David Blackwell was becoming more and more important to Jamie. In the young American Jamie McGregor saw himself as he once had been. The boy was honest, intelligent and loyal. Jamie made David his secretary, then his personal assistant and, finally, when the boy was twenty-one, his general manager.

To David Blackwell, Jamie McGregor was a surrogate father. When David's own father suffered a heart attack, it was Jamie who arranged for a hospital and paid for the doctors, and when David's father died, Jamie McGregor took care of the funeral arrangements. In the five years David had worked for Kruger-Brent, Ltd., he had come to admire Jamie more than any man he had ever known. He was aware of the problem between Jamie and Margaret, and deeply regretted it, because he liked them both. But it's none of my business, David told himself. My job is to help Jamie in any way I can.

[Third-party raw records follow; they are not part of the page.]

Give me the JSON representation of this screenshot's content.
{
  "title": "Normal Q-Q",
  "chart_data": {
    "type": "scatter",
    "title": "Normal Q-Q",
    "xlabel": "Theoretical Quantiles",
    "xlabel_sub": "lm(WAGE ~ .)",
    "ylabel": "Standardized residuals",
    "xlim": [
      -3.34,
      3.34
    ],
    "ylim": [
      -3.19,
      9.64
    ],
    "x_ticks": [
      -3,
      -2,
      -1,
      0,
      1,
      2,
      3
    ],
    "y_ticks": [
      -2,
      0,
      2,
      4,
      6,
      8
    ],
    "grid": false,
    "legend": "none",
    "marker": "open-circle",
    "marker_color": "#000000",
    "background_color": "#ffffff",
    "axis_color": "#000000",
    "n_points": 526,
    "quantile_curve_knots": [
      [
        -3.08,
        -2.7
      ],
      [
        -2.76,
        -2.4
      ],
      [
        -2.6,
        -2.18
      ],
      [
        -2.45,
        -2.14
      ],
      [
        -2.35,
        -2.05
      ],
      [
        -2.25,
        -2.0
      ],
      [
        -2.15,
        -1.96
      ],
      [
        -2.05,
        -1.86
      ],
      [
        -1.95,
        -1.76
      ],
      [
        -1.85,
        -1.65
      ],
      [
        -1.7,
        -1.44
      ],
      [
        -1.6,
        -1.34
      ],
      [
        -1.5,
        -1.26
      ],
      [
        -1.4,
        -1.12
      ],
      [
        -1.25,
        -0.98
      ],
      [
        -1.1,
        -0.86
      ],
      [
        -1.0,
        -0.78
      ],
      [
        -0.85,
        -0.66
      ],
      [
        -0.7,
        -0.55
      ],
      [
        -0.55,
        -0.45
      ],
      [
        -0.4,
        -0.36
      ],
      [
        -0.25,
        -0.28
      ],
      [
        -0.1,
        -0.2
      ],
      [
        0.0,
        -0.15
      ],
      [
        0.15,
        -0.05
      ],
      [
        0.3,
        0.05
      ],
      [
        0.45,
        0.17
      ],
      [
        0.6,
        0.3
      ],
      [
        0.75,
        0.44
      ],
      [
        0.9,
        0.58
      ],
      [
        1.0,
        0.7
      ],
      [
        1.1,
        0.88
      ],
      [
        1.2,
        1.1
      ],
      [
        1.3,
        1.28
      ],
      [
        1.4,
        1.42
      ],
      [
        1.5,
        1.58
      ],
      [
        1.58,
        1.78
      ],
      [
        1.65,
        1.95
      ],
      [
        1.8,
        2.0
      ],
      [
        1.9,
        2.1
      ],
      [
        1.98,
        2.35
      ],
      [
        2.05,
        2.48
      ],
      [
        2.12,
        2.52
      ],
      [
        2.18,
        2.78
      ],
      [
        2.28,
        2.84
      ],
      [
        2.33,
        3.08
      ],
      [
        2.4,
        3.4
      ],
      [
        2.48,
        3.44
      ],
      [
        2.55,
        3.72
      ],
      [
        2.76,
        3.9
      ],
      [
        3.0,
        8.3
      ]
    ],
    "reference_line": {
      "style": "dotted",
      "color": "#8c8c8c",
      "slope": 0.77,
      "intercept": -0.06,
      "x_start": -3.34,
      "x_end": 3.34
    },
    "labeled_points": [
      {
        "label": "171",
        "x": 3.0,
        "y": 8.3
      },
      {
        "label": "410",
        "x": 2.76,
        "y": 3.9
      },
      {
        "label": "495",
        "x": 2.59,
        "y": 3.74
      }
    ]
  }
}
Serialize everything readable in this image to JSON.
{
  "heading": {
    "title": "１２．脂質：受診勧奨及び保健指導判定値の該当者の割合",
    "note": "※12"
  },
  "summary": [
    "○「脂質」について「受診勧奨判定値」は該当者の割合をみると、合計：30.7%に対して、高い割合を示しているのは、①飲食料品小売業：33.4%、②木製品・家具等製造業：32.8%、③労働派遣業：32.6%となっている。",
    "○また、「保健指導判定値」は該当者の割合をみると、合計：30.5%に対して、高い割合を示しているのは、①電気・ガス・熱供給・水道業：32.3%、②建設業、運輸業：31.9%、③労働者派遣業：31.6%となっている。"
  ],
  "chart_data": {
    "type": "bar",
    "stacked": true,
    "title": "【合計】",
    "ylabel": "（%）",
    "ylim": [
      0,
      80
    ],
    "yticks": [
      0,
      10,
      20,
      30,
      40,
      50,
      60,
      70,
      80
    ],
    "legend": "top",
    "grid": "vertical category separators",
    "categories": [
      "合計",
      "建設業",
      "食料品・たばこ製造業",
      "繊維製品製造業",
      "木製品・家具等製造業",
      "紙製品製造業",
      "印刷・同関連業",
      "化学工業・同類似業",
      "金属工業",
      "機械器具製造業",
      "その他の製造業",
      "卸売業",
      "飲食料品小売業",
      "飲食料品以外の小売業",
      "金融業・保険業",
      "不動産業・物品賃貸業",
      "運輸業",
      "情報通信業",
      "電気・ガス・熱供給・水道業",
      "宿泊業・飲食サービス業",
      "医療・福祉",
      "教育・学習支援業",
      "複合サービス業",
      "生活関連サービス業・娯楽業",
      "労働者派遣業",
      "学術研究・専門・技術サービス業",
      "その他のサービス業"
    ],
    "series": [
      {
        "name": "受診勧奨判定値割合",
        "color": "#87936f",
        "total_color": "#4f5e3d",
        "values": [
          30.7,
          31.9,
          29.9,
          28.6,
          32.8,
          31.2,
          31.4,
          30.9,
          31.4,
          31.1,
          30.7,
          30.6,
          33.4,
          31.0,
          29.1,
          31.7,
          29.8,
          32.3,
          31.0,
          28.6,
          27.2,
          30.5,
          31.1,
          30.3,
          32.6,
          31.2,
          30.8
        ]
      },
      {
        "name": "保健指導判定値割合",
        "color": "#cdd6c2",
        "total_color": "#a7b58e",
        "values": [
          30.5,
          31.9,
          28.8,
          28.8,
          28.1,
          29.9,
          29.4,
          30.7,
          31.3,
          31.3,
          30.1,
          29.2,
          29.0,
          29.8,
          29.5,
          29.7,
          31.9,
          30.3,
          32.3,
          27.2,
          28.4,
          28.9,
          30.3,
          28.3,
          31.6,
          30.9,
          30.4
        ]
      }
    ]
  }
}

Jamie spent more and more time with his son. The boy was five now, and the first time Jamie took him down in the mines, young Jamie talked of nothing else for a week. They went on camping trips, and they slept in a tent under the stars. Jamie was used to the skies of Scotland, where the stars knew their rightful places in the firmament. Here in South Africa, the constellations were confusing. In January Canopus shone brilliantly overhead, while in May it was the Southern Cross that was near the zenith. In June, which was South Africa's winter, Scorpio was the glory of the heavens. It was puzzling. Still, it was a very special feeling for Jamie to lie on the warm earth and look up at the timeless sky with his son at his side and know they were part of the same eternity.